Mardi, les talibans ont formé leur premier gouvernement intérimaire depuis leur retour au pouvoir à Kaboul, un gouvernement qui n’inclut aucune personnalité de l’ancien régime, contrairement à leur promesse de former un gouvernement inclusif, et à l’impression données par les rencontres de ces dernières semaines entre des dirigeants talibans et des figures politiques afghanes de premier plan ayant joué un rôle important au cours des vingt dernières années. Si le gouvernement fraichement annoncé est exclusivement taliban, quel est le sort de ses opposants vaincus ?

Achraf Ghani

Le départ de l’ancien président Ashraf Ghani de la capitale afghane à la mi-août a fait office d’annonce officielle de la chute de son gouvernement et de la victoire des talibans. Achraf Ghani a précipitamment quitté Kaboul lorsque les talibans sont arrivés à la périphérie de la ville, craignant probablement de subir le même sort que l’ancien président afghan Najibullah, assassiné par les combattants après la prise de Kaboul en 1996. Najibullah était à l’époque sous la protection des Nations Unies et résidait à son siège dans la capitale afghane, mais “l’immunité diplomatique” du siège de l’ONU n’a rien pu pour lui, les talibans l’ont extirpé du siège de l’Organisation et l’ont pendu sur une place publique de la capitale.

Najibullah était un communiste proche de l’ex-Union soviétique. Quant à Ashraf Ghani, il était soutenu par les américains avant qu’ils ne l’abandonnent, le laissent seul face aux talibans. Il a précipitamment pris la fuite avant de donner une chance aux combattants de le capturer.
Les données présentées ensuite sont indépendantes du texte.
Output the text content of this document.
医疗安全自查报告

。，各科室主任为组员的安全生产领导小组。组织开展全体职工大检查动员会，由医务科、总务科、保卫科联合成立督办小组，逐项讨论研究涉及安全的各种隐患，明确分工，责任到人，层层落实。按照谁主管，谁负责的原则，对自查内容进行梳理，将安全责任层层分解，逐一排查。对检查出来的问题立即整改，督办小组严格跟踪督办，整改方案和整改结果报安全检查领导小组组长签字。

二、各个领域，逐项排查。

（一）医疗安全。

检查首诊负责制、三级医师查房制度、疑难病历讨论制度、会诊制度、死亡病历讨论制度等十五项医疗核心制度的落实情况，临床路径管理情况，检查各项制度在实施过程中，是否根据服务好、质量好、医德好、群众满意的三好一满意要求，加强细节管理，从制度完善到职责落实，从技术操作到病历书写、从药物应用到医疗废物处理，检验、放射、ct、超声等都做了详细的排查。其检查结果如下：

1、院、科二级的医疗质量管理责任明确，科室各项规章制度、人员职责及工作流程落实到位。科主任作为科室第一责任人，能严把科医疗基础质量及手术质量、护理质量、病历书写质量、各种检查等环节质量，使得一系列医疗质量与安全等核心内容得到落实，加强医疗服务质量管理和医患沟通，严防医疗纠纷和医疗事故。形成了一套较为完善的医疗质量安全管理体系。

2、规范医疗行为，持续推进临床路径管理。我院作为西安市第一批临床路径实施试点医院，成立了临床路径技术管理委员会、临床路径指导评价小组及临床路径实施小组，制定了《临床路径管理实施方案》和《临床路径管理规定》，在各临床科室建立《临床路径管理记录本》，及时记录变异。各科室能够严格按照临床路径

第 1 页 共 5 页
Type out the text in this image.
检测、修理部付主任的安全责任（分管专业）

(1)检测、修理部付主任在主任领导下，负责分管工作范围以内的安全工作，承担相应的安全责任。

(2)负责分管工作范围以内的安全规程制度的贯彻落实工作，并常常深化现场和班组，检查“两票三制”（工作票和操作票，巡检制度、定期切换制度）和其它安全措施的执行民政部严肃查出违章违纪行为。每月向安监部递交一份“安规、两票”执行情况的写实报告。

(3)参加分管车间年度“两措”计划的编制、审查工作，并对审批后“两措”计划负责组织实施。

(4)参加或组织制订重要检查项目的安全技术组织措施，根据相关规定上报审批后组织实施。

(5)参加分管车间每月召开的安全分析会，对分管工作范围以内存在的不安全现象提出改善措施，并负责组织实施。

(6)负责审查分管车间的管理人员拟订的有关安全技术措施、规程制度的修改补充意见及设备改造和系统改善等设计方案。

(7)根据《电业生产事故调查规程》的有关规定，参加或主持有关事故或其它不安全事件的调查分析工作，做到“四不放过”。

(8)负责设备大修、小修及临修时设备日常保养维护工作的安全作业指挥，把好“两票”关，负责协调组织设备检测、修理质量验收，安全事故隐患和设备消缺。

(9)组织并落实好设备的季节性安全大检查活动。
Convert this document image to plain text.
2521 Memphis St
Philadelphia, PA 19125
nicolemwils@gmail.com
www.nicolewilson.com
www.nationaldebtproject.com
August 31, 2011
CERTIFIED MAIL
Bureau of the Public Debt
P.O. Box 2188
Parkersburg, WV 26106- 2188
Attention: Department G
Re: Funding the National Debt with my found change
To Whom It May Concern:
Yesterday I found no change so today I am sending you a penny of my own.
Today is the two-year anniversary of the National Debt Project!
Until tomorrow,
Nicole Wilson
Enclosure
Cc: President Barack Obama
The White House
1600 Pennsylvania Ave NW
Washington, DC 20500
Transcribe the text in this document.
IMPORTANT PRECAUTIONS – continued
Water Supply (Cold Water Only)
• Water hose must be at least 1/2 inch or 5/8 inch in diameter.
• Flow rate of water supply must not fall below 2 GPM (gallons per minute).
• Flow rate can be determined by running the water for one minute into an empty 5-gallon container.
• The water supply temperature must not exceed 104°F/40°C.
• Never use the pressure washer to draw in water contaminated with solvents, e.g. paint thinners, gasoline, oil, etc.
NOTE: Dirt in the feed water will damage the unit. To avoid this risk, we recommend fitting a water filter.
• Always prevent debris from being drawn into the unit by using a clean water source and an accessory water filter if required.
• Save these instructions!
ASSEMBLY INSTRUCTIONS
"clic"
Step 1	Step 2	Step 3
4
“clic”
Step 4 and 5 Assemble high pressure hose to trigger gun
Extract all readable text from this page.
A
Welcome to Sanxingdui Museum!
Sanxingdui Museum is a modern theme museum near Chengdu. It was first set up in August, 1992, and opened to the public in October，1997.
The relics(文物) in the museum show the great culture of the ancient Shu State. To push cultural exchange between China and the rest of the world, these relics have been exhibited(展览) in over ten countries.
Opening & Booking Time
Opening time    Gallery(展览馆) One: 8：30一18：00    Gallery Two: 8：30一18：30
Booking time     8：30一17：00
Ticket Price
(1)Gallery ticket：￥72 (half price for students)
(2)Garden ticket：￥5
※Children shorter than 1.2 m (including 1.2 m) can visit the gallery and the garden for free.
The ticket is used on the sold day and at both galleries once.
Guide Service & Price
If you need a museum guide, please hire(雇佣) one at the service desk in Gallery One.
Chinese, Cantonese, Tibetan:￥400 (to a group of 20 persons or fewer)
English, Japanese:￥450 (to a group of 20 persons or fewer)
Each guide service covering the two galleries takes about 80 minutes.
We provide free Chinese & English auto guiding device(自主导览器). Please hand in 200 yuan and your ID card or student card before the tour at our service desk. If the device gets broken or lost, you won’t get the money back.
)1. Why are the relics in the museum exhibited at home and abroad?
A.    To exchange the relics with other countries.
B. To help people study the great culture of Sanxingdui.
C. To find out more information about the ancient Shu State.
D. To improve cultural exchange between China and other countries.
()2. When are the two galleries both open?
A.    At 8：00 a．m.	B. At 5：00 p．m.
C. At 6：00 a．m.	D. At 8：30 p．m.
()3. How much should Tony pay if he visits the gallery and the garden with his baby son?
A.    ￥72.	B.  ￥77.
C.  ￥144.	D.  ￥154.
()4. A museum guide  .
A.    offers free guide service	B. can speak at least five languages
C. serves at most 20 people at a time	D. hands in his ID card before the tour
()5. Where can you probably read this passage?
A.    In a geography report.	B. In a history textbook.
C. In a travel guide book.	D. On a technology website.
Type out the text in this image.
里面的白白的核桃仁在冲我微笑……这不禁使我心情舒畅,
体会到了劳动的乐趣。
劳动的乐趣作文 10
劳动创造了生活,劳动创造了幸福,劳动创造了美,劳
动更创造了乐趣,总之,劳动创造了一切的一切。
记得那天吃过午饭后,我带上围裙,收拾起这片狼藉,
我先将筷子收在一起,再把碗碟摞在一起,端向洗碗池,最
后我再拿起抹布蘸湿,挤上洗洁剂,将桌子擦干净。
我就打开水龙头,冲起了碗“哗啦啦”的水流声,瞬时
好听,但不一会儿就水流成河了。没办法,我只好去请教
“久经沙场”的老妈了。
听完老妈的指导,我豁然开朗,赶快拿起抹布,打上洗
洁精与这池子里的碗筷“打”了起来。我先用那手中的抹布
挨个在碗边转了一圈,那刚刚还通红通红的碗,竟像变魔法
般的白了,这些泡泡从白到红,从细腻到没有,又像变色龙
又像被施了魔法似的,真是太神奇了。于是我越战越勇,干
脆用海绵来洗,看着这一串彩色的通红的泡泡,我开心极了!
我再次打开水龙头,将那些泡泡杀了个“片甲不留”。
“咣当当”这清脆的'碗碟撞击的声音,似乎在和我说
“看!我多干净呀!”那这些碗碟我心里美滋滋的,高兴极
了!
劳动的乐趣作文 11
Il est monté à bord d’un avion qui aurait atterri au Tadjikistan avant de s’envoler vers les Émirats arabes Unis qui lui ont permis de séjourner dans le pays pour des raisons humanitaires.

Karzaï, Abdullah et Hekmatyar

L’ancien président Hamid Karzai et l’ancien vice-président et président du Conseil suprême pour la réconciliation nationale Abdullah Abdullah, font partie des personnalités politiques qui n’ont pas quitté Kaboul après le retour des talibans. Les deux hommes ont tenu de nombreuses réunions avec de hauts dirigeants du mouvement qui se sont engagés à assurer leur sécurité. Abdullah Abdullah réside actuellement à Kaboul dans la maison de Karzai. Le mouvement a nié les allégations selon lesquelles ils sont assignés à résidence, affirmant qu’ils sont surveillés pour leur protection. Ils ne semblent effectivement pas soumis à des procédures restreignant leur liberté car ils participent régulièrement à diverses réunions et activités, et communiquent avec des responsables de plusieurs pays. D’ailleurs, ils prônent le dialogue avec les talibans depuis des années, et ont été en contact avec les dirigeants du mouvement à Doha.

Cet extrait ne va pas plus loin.